Sunday, May 17, 2009

Vans at Aldo?

So, I seem to find myself in the midst of consumerism on a weekly basis. Even with all the time and focus on practices like the Compact Challenge, I still find it difficult to resist acquiring new clothes to follow trends. Unfortunately, in spite of my hypocrisy and lack of better self control, I still went ahead and did my shopping.

Although I may not be living consistently with the demands and limitations of the Compact Challenge, I cannot say that I am neglecting its impacts on my life entirely. For example, as I narrow-mindedly continued onto my pursuit of finding a new pair of shoes this weekend, I found myself looking at brands that are not as common for that particular style but at a much more affordable cost. Vans for instance, have for a while been a trademark for their lace-up flat sneakers. Although plenty of other companies have replicated the designs to a certain extent for less, people continually purchase from Vans at a higher cost simply because it holds a status symbol that is desirable in popular culture (D.C., 2005). But rather than trapping myself in the same situation as many other consumers, I went over to Aldo and found another pair of similar designed shoes for $30 on sale - significantly less than some of the simpler designs available at Vans. Although Vans may have originated the design and Aldo replicating their design is in some sense a form of knockoffs (Decker, 2004), the fact that Vans have significantly overpriced their products for a simple design even at such high demand turned me off from their products and the consumption of their business.
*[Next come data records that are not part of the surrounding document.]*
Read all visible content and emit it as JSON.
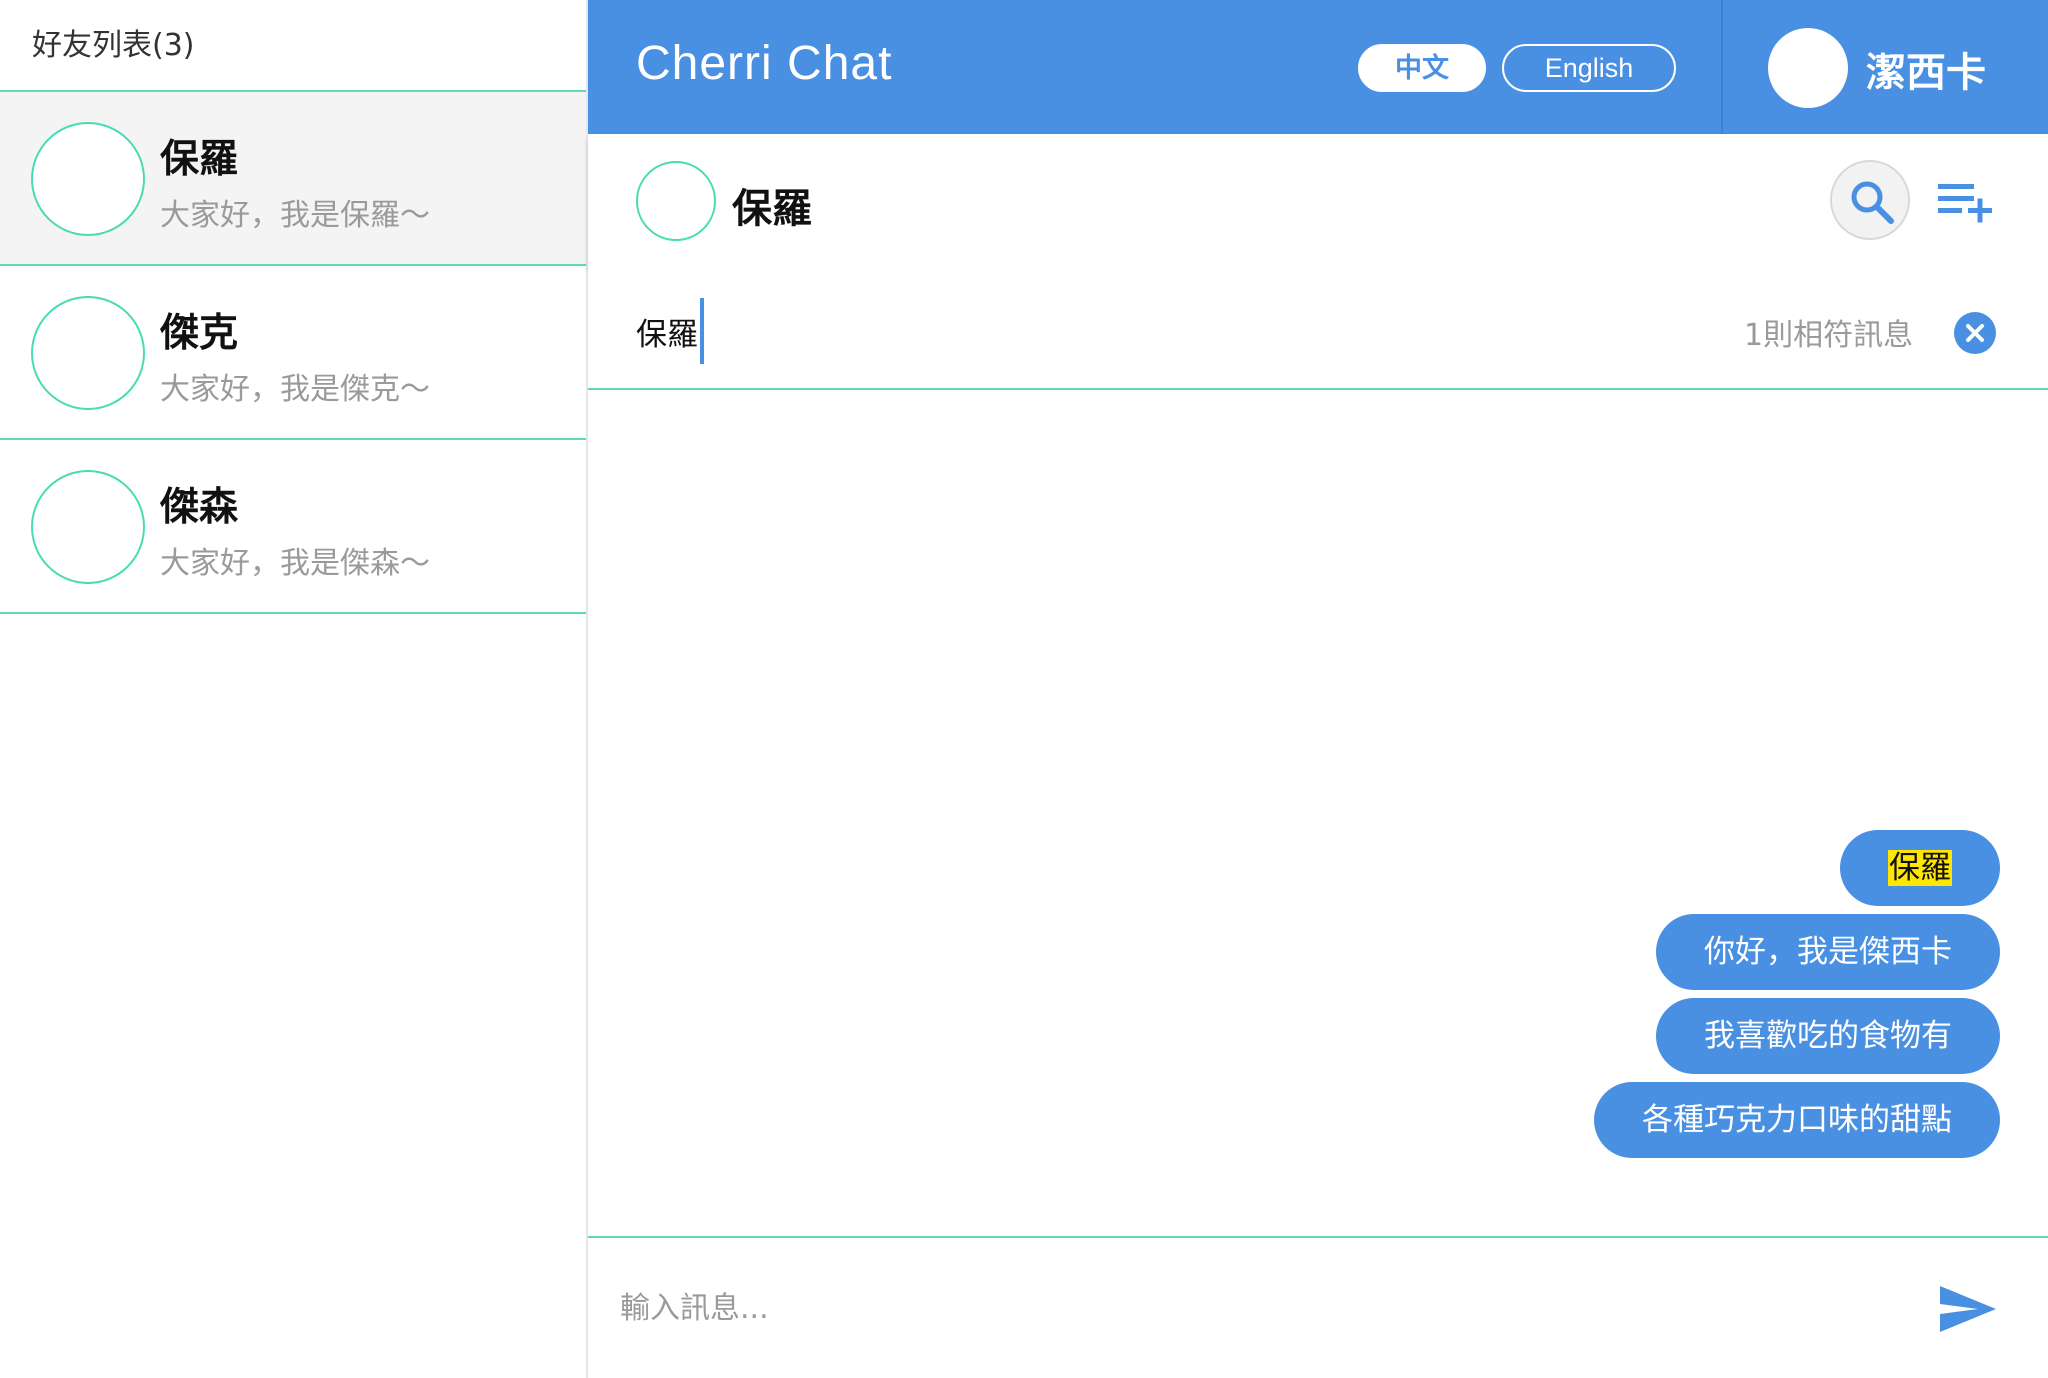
{
  "sidebar": {
    "title": "好友列表(3)",
    "friends": [
      {
        "name": "保羅",
        "status": "大家好，我是保羅～",
        "active": true
      },
      {
        "name": "傑克",
        "status": "大家好，我是傑克～",
        "active": false
      },
      {
        "name": "傑森",
        "status": "大家好，我是傑森～",
        "active": false
      }
    ]
  },
  "header": {
    "brand": "Cherri Chat",
    "languages": {
      "zh": "中文",
      "en": "English"
    },
    "current_user": "潔西卡"
  },
  "chat": {
    "contact_name": "保羅",
    "icons": {
      "search": "search-icon",
      "add": "playlist-add-icon",
      "clear": "close-circle-icon",
      "send": "send-icon"
    }
  },
  "search": {
    "value": "保羅",
    "match_count": "1則相符訊息"
  },
  "messages": [
    {
      "text": "保羅",
      "highlighted": true
    },
    {
      "text": "你好，我是傑西卡"
    },
    {
      "text": "我喜歡吃的食物有"
    },
    {
      "text": "各種巧克力口味的甜點"
    }
  ],
  "composer": {
    "placeholder": "輸入訊息..."
  },
  "colors": {
    "primary": "#4a90e2",
    "accent_border": "#5fd8bb",
    "highlight": "#ffe600"
  }
}
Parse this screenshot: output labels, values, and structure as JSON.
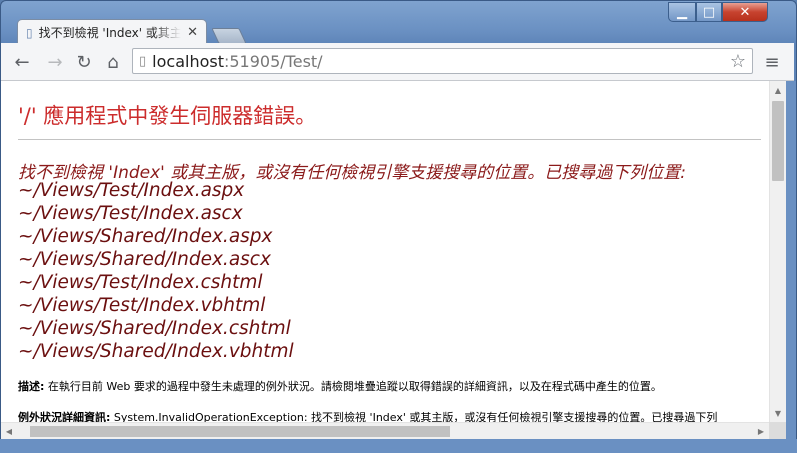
{
  "tab": {
    "title": "找不到檢視 'Index' 或其主版"
  },
  "address": {
    "host": "localhost",
    "rest": ":51905/Test/"
  },
  "page": {
    "heading": "'/' 應用程式中發生伺服器錯誤。",
    "error_title": "找不到檢視 'Index' 或其主版，或沒有任何檢視引擎支援搜尋的位置。已搜尋過下列位置:",
    "paths": [
      "~/Views/Test/Index.aspx",
      "~/Views/Test/Index.ascx",
      "~/Views/Shared/Index.aspx",
      "~/Views/Shared/Index.ascx",
      "~/Views/Test/Index.cshtml",
      "~/Views/Test/Index.vbhtml",
      "~/Views/Shared/Index.cshtml",
      "~/Views/Shared/Index.vbhtml"
    ],
    "description_label": "描述:",
    "description_text": " 在執行目前 Web 要求的過程中發生未處理的例外狀況。請檢閱堆疊追蹤以取得錯誤的詳細資訊，以及在程式碼中產生的位置。",
    "exception_label": "例外狀況詳細資訊:",
    "exception_text": " System.InvalidOperationException: 找不到檢視 'Index' 或其主版，或沒有任何檢視引擎支援搜尋的位置。已搜尋過下列"
  }
}
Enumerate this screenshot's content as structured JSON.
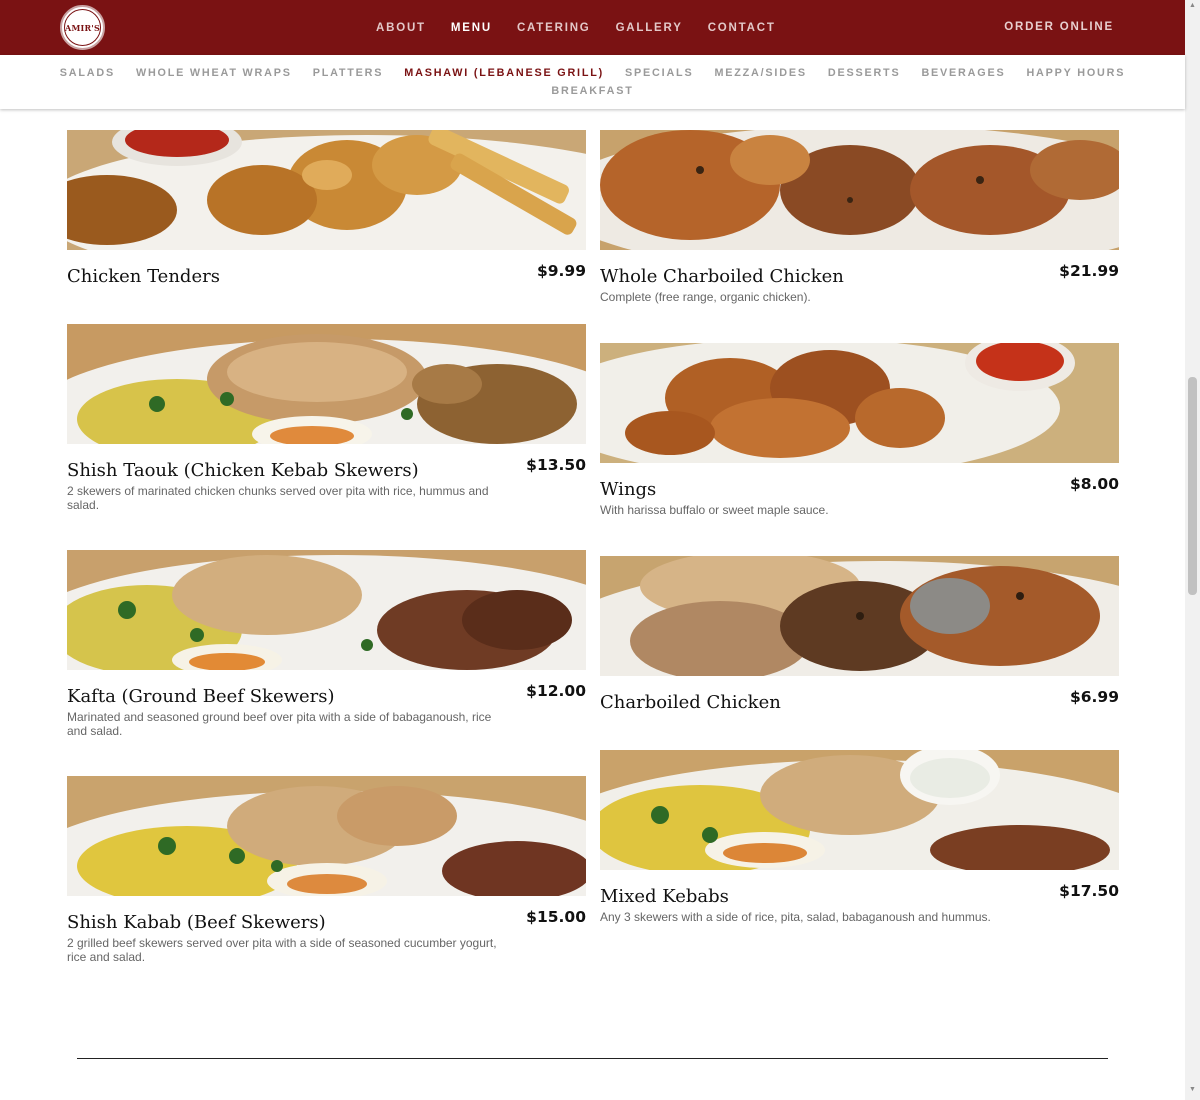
{
  "brand": {
    "logo_text": "AMIR'S"
  },
  "main_nav": {
    "items": [
      {
        "label": "ABOUT",
        "active": false
      },
      {
        "label": "MENU",
        "active": true
      },
      {
        "label": "CATERING",
        "active": false
      },
      {
        "label": "GALLERY",
        "active": false
      },
      {
        "label": "CONTACT",
        "active": false
      }
    ],
    "order_online": "ORDER ONLINE"
  },
  "category_nav": {
    "row1": [
      {
        "label": "SALADS",
        "active": false
      },
      {
        "label": "WHOLE WHEAT WRAPS",
        "active": false
      },
      {
        "label": "PLATTERS",
        "active": false
      },
      {
        "label": "MASHAWI (LEBANESE GRILL)",
        "active": true
      },
      {
        "label": "SPECIALS",
        "active": false
      },
      {
        "label": "MEZZA/SIDES",
        "active": false
      },
      {
        "label": "DESSERTS",
        "active": false
      },
      {
        "label": "BEVERAGES",
        "active": false
      },
      {
        "label": "HAPPY HOURS",
        "active": false
      }
    ],
    "row2": [
      {
        "label": "BREAKFAST",
        "active": false
      }
    ]
  },
  "menu_items": [
    {
      "name": "Chicken Tenders",
      "price": "$9.99",
      "description": "",
      "photo": "fried-chicken-tenders-photo"
    },
    {
      "name": "Whole Charboiled Chicken",
      "price": "$21.99",
      "description": "Complete (free range, organic chicken).",
      "photo": "whole-chicken-photo"
    },
    {
      "name": "Shish Taouk (Chicken Kebab Skewers)",
      "price": "$13.50",
      "description": "2 skewers of marinated chicken chunks served over pita with rice, hummus and salad.",
      "photo": "chicken-kebab-plate-photo"
    },
    {
      "name": "Wings",
      "price": "$8.00",
      "description": "With harissa buffalo or sweet maple sauce.",
      "photo": "wings-photo"
    },
    {
      "name": "Kafta (Ground Beef Skewers)",
      "price": "$12.00",
      "description": "Marinated and seasoned ground beef over pita with a side of babaganoush, rice and salad.",
      "photo": "kafta-plate-photo"
    },
    {
      "name": "Charboiled Chicken",
      "price": "$6.99",
      "description": "",
      "photo": "charboiled-chicken-photo"
    },
    {
      "name": "Shish Kabab (Beef Skewers)",
      "price": "$15.00",
      "description": "2 grilled beef skewers served over pita with a side of seasoned cucumber yogurt, rice and salad.",
      "photo": "beef-kabab-plate-photo"
    },
    {
      "name": "Mixed Kebabs",
      "price": "$17.50",
      "description": "Any 3 skewers with a side of rice, pita, salad, babaganoush and hummus.",
      "photo": "mixed-kebabs-plate-photo"
    }
  ],
  "colors": {
    "brand_red": "#7a1213",
    "nav_inactive": "#9a9a9a",
    "description_gray": "#666666"
  }
}
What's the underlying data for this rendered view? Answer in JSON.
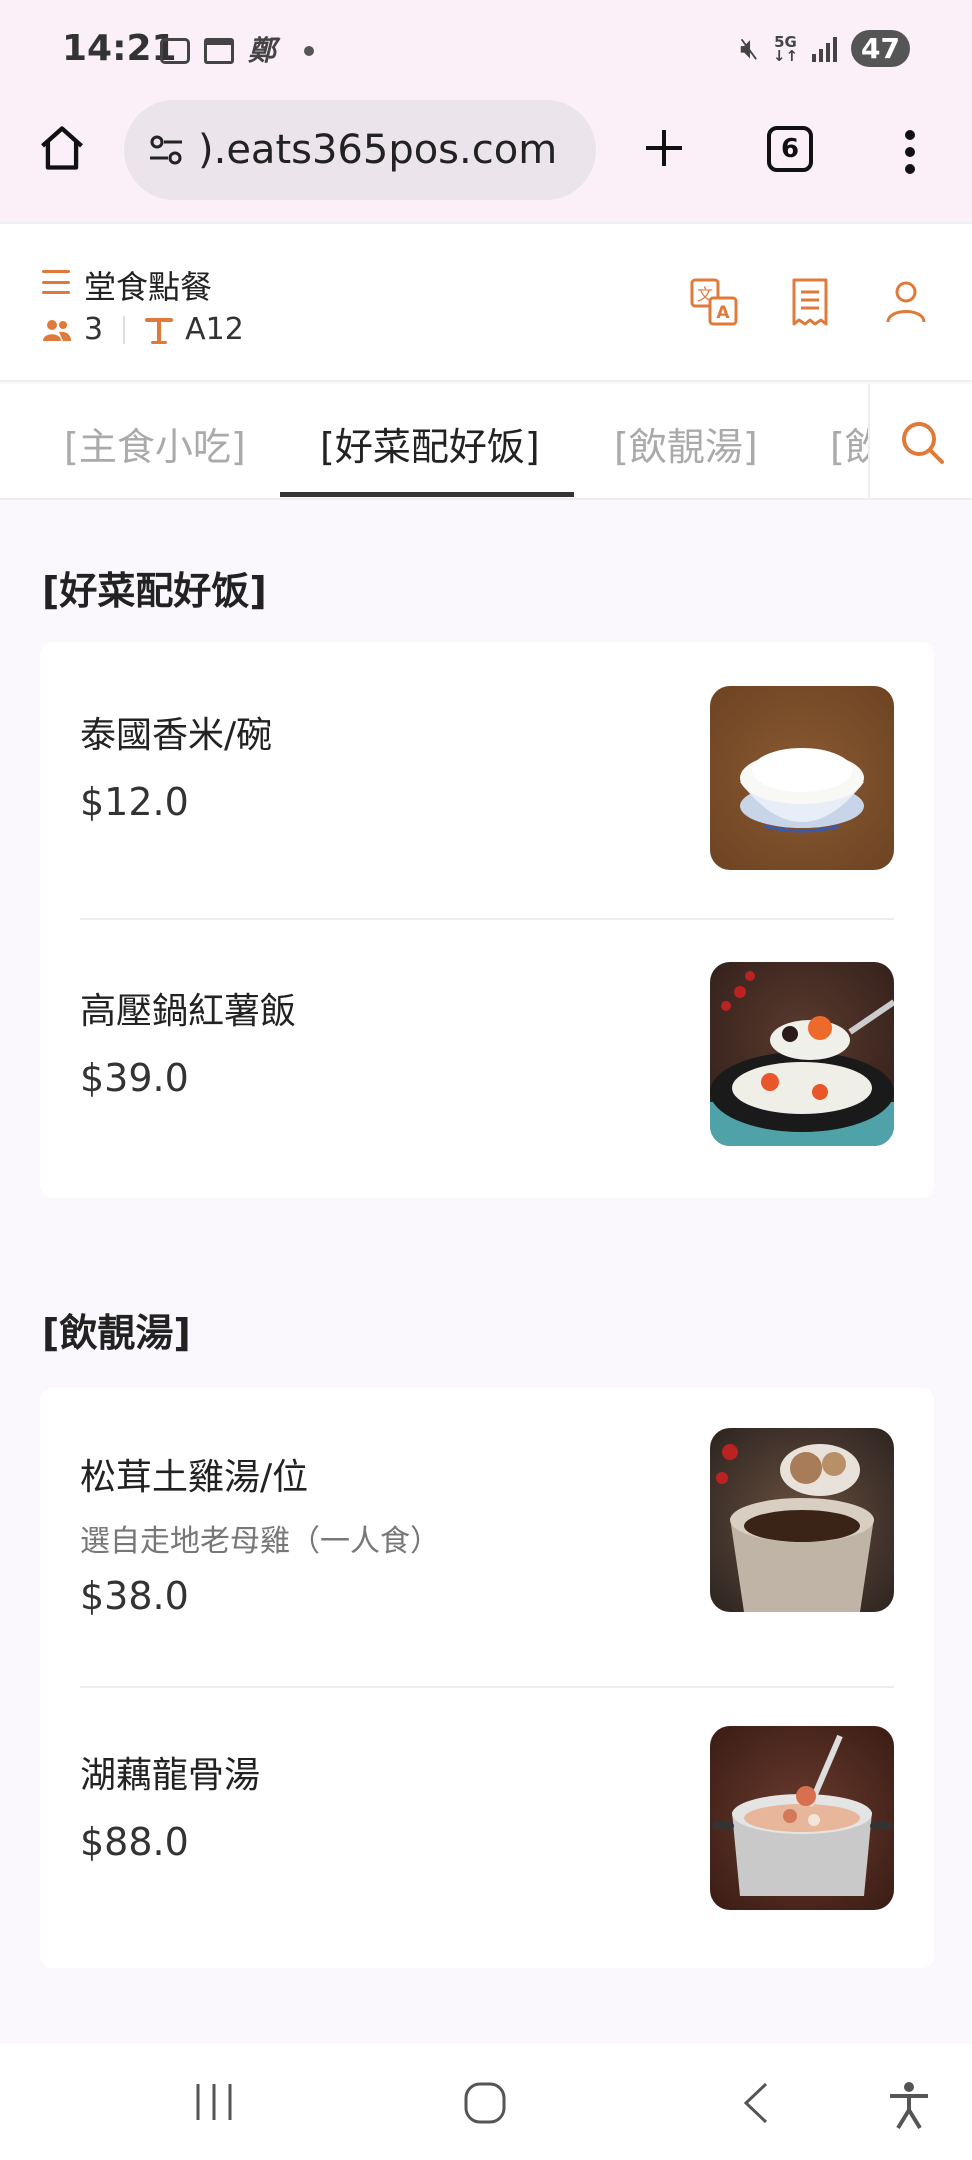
{
  "status_bar": {
    "time": "14:21",
    "notification_text_icon": "鄭",
    "network": "5G",
    "battery": "47",
    "icons": [
      "screenshot-icon",
      "calendar-icon",
      "mute-icon",
      "signal-icon"
    ]
  },
  "browser": {
    "url": ").eats365pos.com",
    "tab_count": "6"
  },
  "header": {
    "mode_label": "堂食點餐",
    "guests": "3",
    "table": "A12",
    "accent_color": "#e07a3a"
  },
  "category_tabs": [
    {
      "label": "[主食小吃]"
    },
    {
      "label": "[好菜配好饭]"
    },
    {
      "label": "[飲靚湯]"
    },
    {
      "label": "[飲"
    }
  ],
  "sections": [
    {
      "title": "[好菜配好饭]",
      "items": [
        {
          "name": "泰國香米/碗",
          "price": "$12.0"
        },
        {
          "name": "高壓鍋紅薯飯",
          "price": "$39.0"
        }
      ]
    },
    {
      "title": "[飲靚湯]",
      "items": [
        {
          "name": "松茸土雞湯/位",
          "description": "選自走地老母雞（一人食）",
          "price": "$38.0"
        },
        {
          "name": "湖藕龍骨湯",
          "price": "$88.0"
        }
      ]
    }
  ]
}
I cannot say that I am abiding by every aspect of the Compact Challenge, let alone listening to a lot of it at all. But I can say that since the first mention of the Compact Challenge along with these weekly blogs that are part of our requirements in this course, it has in some way or another impacted my perception of my consumption habits and made me more conscious of how my money is being used.

Hugo Da Rosa - Blog #4
Source: Hans D.C. "Sneaker Freaker"
Melissa A. Decker. “”Knockouts of Knockoffs:” the Global Implication of Fashion Piracy.” Class Reader.